Lesbian.com, June 3, 2012
Lesbians just won’t leave Justin Bieber alone. As if a website dedicated to comparisons between baby dykes and the pop star weren’t already enough, a new parody of Bieber’s “Boyfriend” video surfaced last week.
“Gayfriend” is a two-and-a-half minute lesbian-themed spoof which begins:
“If I was your gay friend / You’d never let me go / We could go to gay bars / Dance to techno/ Ladies leave your purse / I can carry your phone / I got cargo pants on / And they really hold loads”
No word on Bieber’s reaction to the video, but given his affable acceptance of previous lesbian-related comparisons he’s likely on board with the good-natured parody.
Jason Alexander strikes out
Former “Seinfeld” star Jason Alexander has apologized for remarks made during an appearance on “The Late Late Show” with Craig Ferguson. In his Friday appearance on the talk show, Alexander had asserted that cricket was a “gay sport.”
“You know how I know it’s really kind of a gay game? It’s the pitch,” Alexander noted in the interview. “It’s the weirdest… It’s not like a manly baseball pitch; it’s a queer British gay pitch.”
Rising to demonstrate a cricket pitch in an effeminate, slow-motion manner, Alexander further cited the white uniforms, wearing of helmets “for no discernable reason,” and odd bat as further evidence of the sport’s “gay” nature.
However, in a statement released via GLAAD Alexander apologized noting, “And the worst part is, I should know better. My daily life is filled with gay men and women, both socially and professionally. I am profoundly aware of the challenges these friends of mine face and I have openly advocated on their behalf. So, I can only apologize and I do. In comedy, timing is everything.”
Eastern Europeans march for gay rights
Demanding more rights in their intolerant Eastern European societies, hundreds of gays, lesbians and their allies marched through the capitals of Poland and Latvia Saturday.

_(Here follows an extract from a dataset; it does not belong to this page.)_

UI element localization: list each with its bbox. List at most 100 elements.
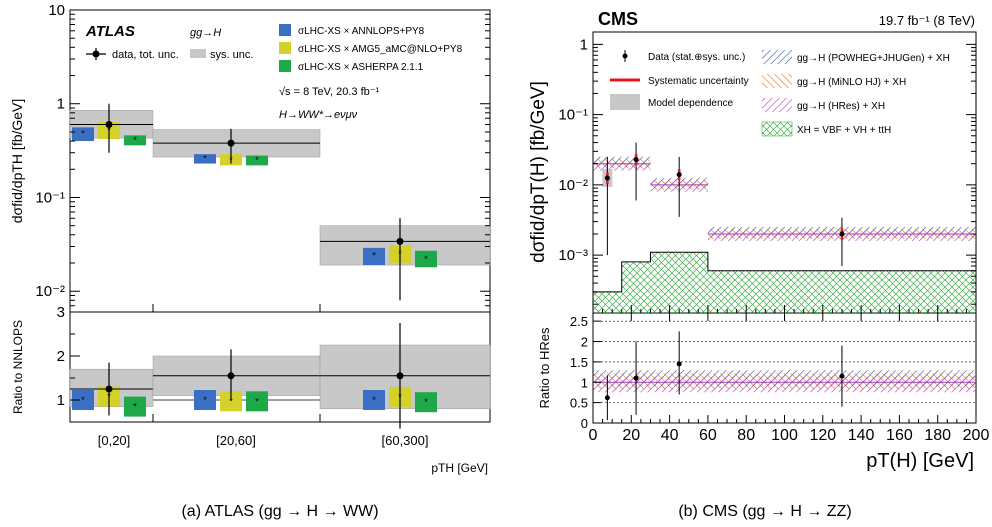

About 2,500 people turned out in Warsaw while another 400 braved rain and hail to march in Riga. The demonstrations are among many gay pride events taking place in June across Europe and elsewhere.
Hostility against homosexuality in the region lingers, a carryover from the communist era, despite a growing sense of openness which has developed since several Eastern European countries joined the European Union in 2004.
Massive police protection was required at both the Warsaw and Riga marches as previous gay pride parades have been marred by violence and heckling from homophobic protesters. This year, however, the opponents were few and calm.